Born in Hampshire in 1936, Gray was Cambridge-educated and lectured for many years at Queen Mary college, University of London. His knowledge of academia was often reflected in his plays, including Butley, about an English literature professor and The Common Pursuit, about the aspirations and failures of a group of graduates working on a literary magazine.

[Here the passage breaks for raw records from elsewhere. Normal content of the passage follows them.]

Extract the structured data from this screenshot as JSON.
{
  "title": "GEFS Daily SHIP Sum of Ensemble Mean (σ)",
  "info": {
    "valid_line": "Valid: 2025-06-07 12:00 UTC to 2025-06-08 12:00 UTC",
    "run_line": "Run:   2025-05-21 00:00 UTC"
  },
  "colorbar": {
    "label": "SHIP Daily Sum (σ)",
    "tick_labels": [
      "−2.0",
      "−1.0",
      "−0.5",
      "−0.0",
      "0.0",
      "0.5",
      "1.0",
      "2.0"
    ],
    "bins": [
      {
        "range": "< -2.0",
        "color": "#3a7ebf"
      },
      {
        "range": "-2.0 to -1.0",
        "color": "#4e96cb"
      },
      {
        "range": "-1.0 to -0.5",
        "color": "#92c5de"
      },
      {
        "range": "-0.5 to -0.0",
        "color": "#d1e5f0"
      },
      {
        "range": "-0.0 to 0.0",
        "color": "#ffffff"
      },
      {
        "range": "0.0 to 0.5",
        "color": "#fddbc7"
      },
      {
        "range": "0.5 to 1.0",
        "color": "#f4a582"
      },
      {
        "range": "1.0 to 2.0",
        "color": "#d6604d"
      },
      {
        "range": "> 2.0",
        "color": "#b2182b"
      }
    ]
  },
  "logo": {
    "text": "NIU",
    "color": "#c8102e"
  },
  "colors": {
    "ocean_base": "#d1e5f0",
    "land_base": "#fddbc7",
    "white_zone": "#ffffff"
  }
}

In 1995, his play Cell Mates attracted attention for the wrong reason when actor Stephen Fry fled the two-hander after suffering stage fright. Gray later comically described the episode in his memoir, Fat Chance.

Many of his plays have been revived in recent years. Richard E Grant and Anthony Head starred in Otherwise Engaged at the Criterion in 2005, Nathan Lane and Julian Ovenden appeared in a revival of Butley on Broadway in 2006, and The Common Pursuit was staged at London’s Menier Chocolate Factory in May this year, with a cast including Nigel Harman, James Dreyfus and Reece Shearsmith. Reviewing that production for The Times, Benedict Nightingale said: “this is a play filled with surprise, incongruity, and dangerous wit: a testimony to its author’s abiding excellence.”

Gray was made a CBE in 2005. He is survived by his wife, a son and a daughter.